Camus thinks of Sisyphus as an ‘absurd hero’.His fate is very much his because he knows that the boulder will roll back down every time and still, he persists. He doesn’t stop pushing it despite being aware that it is pointless and useless, and for that, according to Camus, he should be considered a hero in his own right. Being set up for failure and still persisting takes its own special kind of strength and is exactly what makes Sisyphus an ‘absurd’ hero. From here, he uses the absurdity of Sisyphus’ heroics to explain the philosophy of the absurd. Camus puts forth the idea that human life, as we know it is just as futile as Sisyphus’ punishment, if not more. We still try our hardest at it, we still live each day, we acquire resources, we build connections and we don’t stop, even though it is all utterly useless.
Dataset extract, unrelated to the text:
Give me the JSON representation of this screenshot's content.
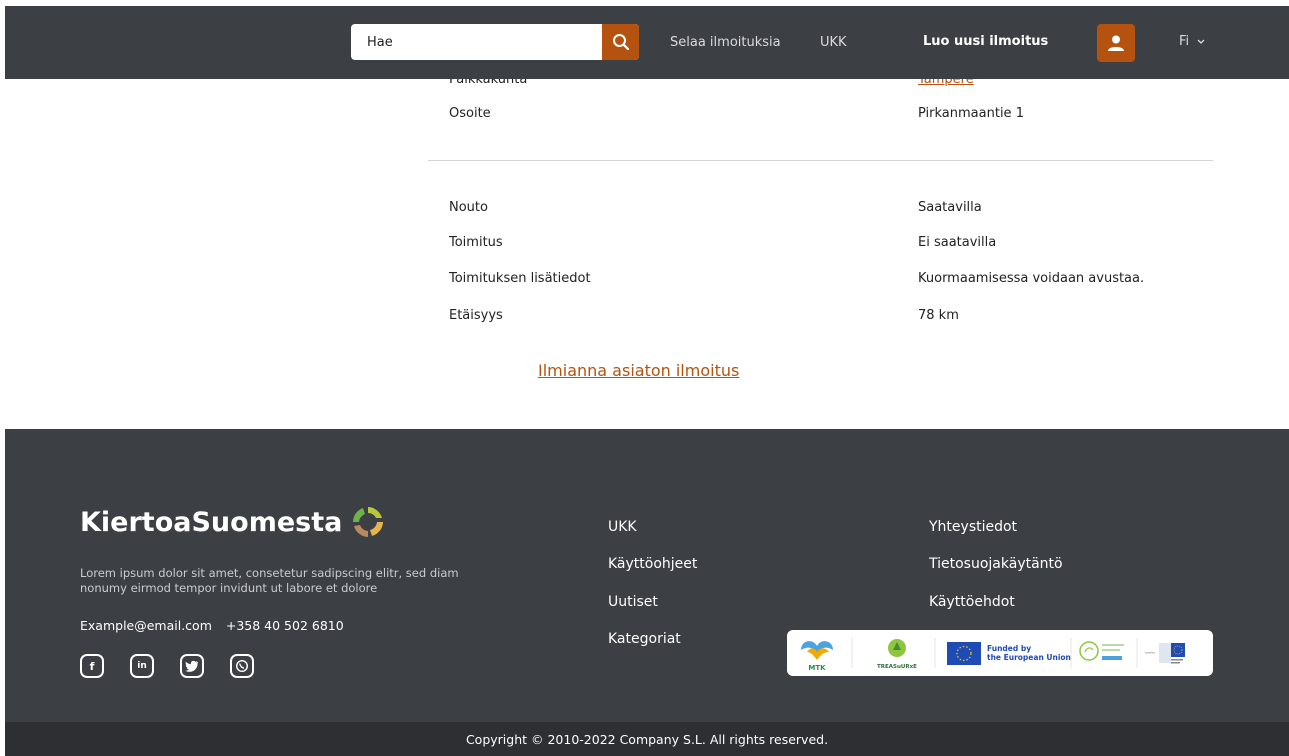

Life is inherently devoid of meaning but humans since aeons ago have not and will not stop searching for it. This is the absurdity of the human affliction and the absurd nature of humanity’s existence. (I told you it was existentialist. Don’t say I didn’t warn you.)

As you might have realised, the genius of this myth is quite extraordinary. It might seem like such a small, dare I say, absurd(!) myth, but Homer really put forth a piece of genius through it. The more you delve into it, the more meanings you can find and the more wonderfully enlightened discussions you can have. It has been a joy to discuss this story and discover how much I had underappreciated it. With that, we come to the end of our journey with Sisyphus.
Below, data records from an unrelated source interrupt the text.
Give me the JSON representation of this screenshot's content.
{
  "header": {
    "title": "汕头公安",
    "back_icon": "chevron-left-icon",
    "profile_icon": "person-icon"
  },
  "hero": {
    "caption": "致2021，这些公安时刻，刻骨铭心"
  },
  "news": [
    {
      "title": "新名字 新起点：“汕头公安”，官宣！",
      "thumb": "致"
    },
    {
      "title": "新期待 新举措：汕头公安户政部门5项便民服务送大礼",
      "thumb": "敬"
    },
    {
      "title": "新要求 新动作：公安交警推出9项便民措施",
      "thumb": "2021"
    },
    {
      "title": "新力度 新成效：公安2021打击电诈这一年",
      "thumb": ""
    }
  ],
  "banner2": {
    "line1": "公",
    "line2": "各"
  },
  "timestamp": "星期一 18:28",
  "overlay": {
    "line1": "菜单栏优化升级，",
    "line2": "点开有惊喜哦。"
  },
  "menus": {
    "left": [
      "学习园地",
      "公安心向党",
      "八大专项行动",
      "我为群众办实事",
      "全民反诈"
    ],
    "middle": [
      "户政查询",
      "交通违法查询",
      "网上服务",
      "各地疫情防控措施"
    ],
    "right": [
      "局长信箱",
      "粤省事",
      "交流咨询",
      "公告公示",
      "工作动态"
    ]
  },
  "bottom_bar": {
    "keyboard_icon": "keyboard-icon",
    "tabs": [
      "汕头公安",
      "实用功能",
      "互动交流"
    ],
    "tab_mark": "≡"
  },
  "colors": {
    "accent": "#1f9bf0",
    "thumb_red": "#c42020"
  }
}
Until our next mythic adventure!

THIS POST’S QUESTION: What are your thoughts on Albert Camus’ philosophy of the ‘absurd’? Comment below with what you think about it,I’d love to hear from you!

 

9 thoughts on “De-myth-ify: Sisyphus (Part Two)

  1. One of the things about Sisyphus’s stone pushing is that this became his purpose. Howsoever odd the purpose maybe, but if life does have one, it keeps you motivated as it does the poor Sisyphus. It also compares it to people like us. Some of us are born to create things, cities, civilisations. We knoe that everything gets destroyed in the end, like the stone falling. Yet we create.
    I have really enjoyed both your posts Arushi. Thank you so much

    Liked by 3 people

  2. Thank you for including the “read” link. Reading the view of one reader sometimes prompts an instant dislike while reading another maddens me enough to read just to disagree. (I will return to your article and reread it to decide which response your article has prompted. I was distracted by the read link and scanned the link and read a few pages instead.) A decade beyond my allotted years it is interestingly to me to realise (again) we get the lessons we need when we are ready to receive them. This afternoon I have had much fun reading articles after typing Camus into Search. The WP comments are as interesting as the articles themselves. (Pity my own drivel does not attract clever readers willing to educate me.) Thanks for your writing.